4. Optimize the sides
Store-bought sides are often high in salt and can contain large amounts of sugar or harmful fats as well. Homemade sides allow us to control what’s being added as ingredients. Grilled marinated veggies, in-season corn on the cob or a fresh Greek salad can add excitement to meals. Experiment with salad toppers or different salad dressings to find new family favourites. Including more than one vegetable at meals makes it easier to fill half our plate with veggies like Canada’s Food Guide suggests, without getting bored of the flavor.

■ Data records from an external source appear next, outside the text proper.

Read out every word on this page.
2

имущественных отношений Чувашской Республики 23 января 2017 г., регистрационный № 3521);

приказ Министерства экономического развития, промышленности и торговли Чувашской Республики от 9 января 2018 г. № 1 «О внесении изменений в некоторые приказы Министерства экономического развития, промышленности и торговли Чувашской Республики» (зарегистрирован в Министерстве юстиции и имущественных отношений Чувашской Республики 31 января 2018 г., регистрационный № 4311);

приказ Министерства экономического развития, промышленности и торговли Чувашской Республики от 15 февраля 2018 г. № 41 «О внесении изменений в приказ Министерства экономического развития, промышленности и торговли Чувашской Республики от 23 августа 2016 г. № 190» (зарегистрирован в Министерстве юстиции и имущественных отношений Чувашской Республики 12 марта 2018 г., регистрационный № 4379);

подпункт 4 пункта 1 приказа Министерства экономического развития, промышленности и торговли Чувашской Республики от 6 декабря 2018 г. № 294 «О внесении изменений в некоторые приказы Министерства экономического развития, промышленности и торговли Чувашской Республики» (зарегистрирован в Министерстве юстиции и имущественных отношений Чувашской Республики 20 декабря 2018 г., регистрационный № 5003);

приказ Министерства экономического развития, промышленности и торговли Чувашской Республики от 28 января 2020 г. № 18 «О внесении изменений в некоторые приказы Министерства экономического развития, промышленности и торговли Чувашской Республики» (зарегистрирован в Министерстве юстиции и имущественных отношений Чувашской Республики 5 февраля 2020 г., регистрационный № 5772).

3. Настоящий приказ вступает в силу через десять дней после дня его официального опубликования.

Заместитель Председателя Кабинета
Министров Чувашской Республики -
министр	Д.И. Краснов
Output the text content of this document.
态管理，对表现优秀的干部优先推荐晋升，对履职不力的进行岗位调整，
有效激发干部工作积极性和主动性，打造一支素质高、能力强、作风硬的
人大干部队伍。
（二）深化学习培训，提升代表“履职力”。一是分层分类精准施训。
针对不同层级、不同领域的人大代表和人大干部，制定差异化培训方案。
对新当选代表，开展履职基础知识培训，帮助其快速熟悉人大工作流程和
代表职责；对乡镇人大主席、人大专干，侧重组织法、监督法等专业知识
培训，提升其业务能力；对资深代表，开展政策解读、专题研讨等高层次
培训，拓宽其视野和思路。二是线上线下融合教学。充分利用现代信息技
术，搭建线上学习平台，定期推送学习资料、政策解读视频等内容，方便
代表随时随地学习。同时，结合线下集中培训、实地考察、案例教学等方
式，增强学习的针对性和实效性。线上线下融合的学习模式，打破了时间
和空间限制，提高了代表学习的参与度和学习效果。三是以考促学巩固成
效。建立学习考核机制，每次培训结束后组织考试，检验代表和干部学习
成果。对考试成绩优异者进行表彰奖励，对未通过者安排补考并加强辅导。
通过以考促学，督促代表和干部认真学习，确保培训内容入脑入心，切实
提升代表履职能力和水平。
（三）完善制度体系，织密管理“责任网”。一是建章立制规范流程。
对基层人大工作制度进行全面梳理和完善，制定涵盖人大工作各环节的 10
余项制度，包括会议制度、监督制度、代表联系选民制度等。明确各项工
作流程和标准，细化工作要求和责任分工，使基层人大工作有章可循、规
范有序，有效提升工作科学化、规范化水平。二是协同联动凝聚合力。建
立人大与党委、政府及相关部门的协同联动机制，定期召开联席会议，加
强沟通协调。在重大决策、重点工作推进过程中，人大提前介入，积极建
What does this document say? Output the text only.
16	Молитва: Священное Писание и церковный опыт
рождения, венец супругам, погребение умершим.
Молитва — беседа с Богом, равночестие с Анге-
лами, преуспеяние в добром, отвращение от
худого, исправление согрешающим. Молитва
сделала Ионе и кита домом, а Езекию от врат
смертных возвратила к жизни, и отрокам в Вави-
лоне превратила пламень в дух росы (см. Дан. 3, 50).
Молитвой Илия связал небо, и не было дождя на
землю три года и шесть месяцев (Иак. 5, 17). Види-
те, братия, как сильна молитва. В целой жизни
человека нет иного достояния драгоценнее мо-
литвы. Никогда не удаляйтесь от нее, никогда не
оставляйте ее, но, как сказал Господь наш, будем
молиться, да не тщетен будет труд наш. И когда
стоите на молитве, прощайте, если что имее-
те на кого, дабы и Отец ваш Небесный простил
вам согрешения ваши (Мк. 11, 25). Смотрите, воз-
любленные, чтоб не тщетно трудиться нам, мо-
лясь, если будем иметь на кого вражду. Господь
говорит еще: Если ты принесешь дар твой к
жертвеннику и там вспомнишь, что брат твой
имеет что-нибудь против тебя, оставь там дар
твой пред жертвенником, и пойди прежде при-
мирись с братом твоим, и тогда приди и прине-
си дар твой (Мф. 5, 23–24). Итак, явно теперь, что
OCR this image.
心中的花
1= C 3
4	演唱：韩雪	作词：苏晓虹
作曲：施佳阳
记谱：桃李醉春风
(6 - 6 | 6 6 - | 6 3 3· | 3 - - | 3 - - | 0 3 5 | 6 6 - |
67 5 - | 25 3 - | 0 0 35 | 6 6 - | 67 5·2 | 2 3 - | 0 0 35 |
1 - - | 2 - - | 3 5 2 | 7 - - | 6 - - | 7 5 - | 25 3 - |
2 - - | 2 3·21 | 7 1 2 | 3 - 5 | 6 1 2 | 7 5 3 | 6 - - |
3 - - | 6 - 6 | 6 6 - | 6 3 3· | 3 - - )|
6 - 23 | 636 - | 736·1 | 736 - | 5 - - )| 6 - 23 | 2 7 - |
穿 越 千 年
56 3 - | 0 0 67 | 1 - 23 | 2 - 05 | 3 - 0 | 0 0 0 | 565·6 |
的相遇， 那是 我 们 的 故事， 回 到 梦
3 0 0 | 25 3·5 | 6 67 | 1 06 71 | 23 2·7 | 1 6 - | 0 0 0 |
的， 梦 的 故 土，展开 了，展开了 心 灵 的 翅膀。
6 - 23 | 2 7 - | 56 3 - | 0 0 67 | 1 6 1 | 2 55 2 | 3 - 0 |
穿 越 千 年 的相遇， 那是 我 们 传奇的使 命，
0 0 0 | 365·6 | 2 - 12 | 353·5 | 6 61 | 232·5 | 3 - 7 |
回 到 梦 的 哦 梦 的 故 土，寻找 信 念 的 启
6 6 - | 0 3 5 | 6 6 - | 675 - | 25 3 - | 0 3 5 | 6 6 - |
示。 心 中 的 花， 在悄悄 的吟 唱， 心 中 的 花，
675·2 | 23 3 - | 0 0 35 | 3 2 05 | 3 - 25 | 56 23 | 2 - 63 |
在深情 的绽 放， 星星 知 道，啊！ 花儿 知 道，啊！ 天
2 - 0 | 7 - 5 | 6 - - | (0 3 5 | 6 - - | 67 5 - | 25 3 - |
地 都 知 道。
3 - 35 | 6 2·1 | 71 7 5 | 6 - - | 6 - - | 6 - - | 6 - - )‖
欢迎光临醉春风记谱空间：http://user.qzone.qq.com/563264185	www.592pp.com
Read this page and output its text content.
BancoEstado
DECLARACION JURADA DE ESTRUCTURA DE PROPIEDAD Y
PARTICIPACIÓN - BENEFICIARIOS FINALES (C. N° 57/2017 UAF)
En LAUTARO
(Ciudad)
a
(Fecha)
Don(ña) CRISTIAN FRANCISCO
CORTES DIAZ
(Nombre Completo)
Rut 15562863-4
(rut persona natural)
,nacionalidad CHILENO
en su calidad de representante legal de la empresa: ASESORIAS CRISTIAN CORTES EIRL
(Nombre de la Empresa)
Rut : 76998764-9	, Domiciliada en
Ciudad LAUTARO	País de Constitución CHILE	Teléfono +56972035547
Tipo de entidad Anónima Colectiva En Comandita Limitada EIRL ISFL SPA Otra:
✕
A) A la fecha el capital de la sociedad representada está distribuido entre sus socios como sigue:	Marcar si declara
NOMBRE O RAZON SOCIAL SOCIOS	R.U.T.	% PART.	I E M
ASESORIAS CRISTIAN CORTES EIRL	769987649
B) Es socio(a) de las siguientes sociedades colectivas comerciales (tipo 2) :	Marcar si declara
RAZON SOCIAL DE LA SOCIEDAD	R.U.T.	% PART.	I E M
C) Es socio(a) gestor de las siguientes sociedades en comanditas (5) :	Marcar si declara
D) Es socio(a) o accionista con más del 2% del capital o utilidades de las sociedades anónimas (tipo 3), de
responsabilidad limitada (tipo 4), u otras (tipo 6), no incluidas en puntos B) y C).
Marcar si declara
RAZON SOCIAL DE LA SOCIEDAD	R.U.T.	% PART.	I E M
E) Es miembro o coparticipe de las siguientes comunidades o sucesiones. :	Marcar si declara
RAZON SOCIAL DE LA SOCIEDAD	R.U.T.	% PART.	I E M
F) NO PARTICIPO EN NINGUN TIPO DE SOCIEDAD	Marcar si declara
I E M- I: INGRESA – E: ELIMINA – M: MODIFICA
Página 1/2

5. Bring healthier “extras”
While all foods can fit in a healthy diet, it’s a good idea to consider how often treats are occurring. If the summer routine includes bags of chips and sugary drinks every day off, it might be time to rethink some of the “extras.” Since we’re more likely to eat what we buy and what’s easily accessible around us, consider making the easy choice a more nutritious choice. Put out a precut veggie tray with dip in the afternoon, and dedicate treats for a special evening rather than every night. Some easy swaps to chips include bags of Harvest Snaps or Skinnypop popcorn, which are both drastically lower in salt and unhealthy fats, and higher in fibre. These are available locally, but other flavors like White Cheddar are available online or in the city. When it comes to fluids, it’s important to stay hydrated with water. For something special, sugar-free juice powders such as Crystal Light Fibre can easily be packed with bottles of water and can also be used as a mix for alcohol (if consuming). This can reduce sugar intake by up to 43 grams (roughly 11 teaspoons) per drink compared to a can of pop.
Planning ahead and considering these tips can boost the appeal, safety and nutritional value of what’s brought to the next weekend getaway. For your next outing, think about if there are any changes that can be made to keep you feeling your best.